I personally have little concern if the Studios and their parent companies take over the major exhibition chains. I believe that the media conglomerates are so big, brittle, and unwieldy that theater ownership might make them more empathetic to the needs and the challenges of the theater operator. What does concern me is the moves I see by the studios to re-invoke clearances , block booking and re-sale price controls. I believe strongly that all these measure will be re-introduced. We see Mowgli being restricted to IMAX theaters, We see the machinations of the major chains to look at windows for exhibition solely within their circuit and we see the Studios anxiously looking to fix admittance pricing.

All this week I have been receiving copies of filing submitted to the DOJ on behalf of theater owners and industry players. They have all evoked a deep passion for the tradition and importance of this business of motion picture exhibition. A former theater owner in Chicago shared stories of time and time again when he had to go to the courts to resolve issues with the studios or large exhibitors in regards to competitive issues. In all situations the Paramount Decree was utilized as a basis and precedent of have a judgment land in his favor.

The most indepth and thorough filing was put forward by the Independent Cinema Alliance and their tenacious counsel Kendrick Macdowell. It was thoughtful, thorough, and well laid out. What is interesting in the brief put forward by the ICA, which as a whole is a solid impact statement, is the areas of law and business practice in which the independent theaters are most vulnerable.

Woven into the filing by the ICA is evidence that community as well as diverse content and awareness of distinct market is the key for maintaining and growing the independent theater business. I strongly suggest everyone reads the filing.
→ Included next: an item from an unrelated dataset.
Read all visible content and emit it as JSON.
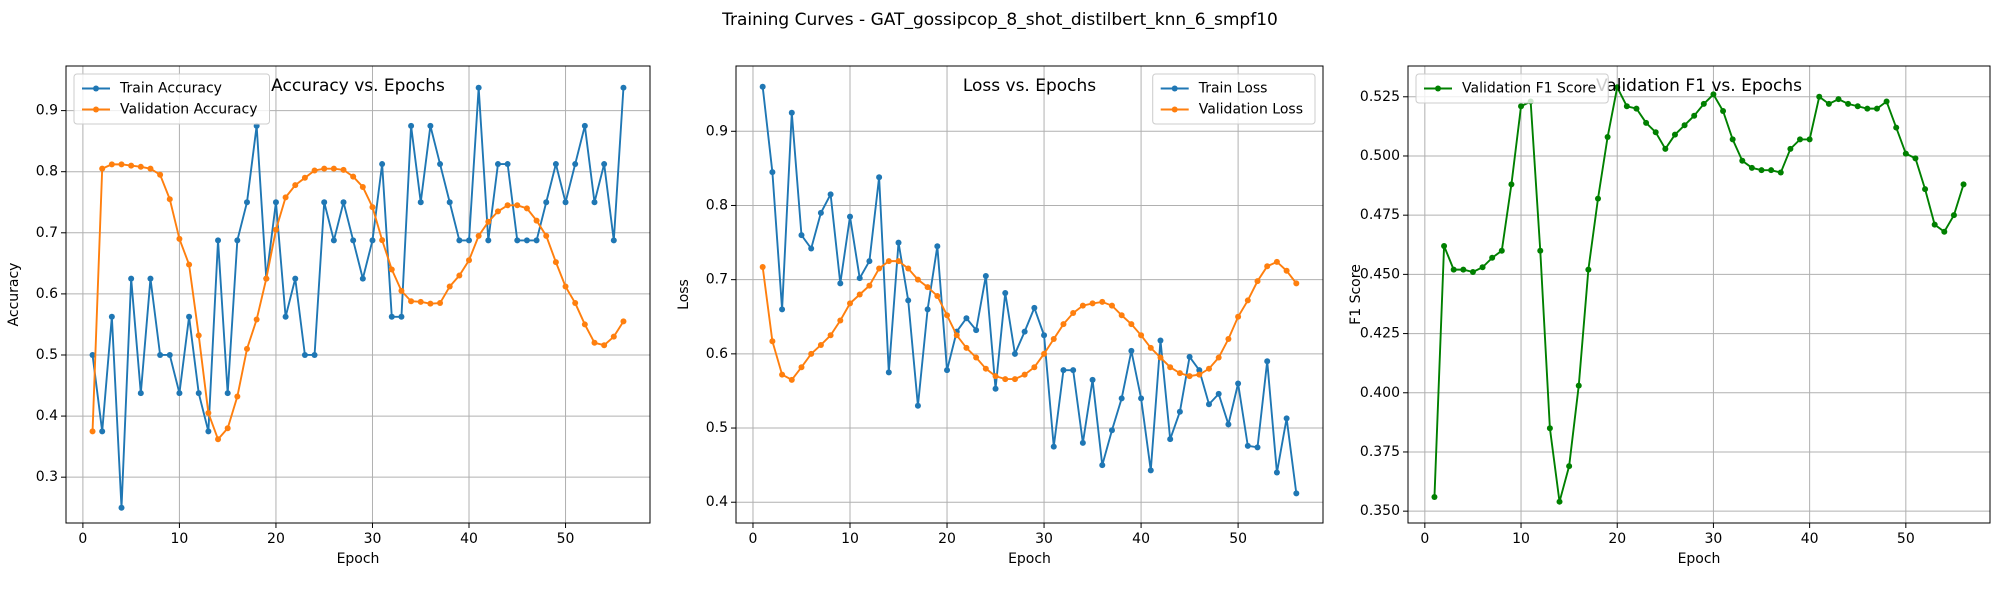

In this matter, I think the Justice Department has already prepared its briefing to the District Court, they know the nature of our law is precedent and the current administration has no intent in making sure the base tenets of free enterprise are to be maintained. I think the media behemoths do not want a level playing field, they want to own the field. Lately big media have being tripping and falling on their own swords. I would think that large media would welcome a base of rules and discipline to regulate business, but they do not.

The removal of the Paramount Decree will in the short term be deeply regrettable as well as short sighted. Often in nature the bigger something becomes it also increases the amount of risk to itself. When the Paramount Decree is removed, the major exhibitors are going to find themselves increasingly in peril…..but I strongly suspect that the independent will be changed and that re-definition might be the salvation of movie going. Interesting times.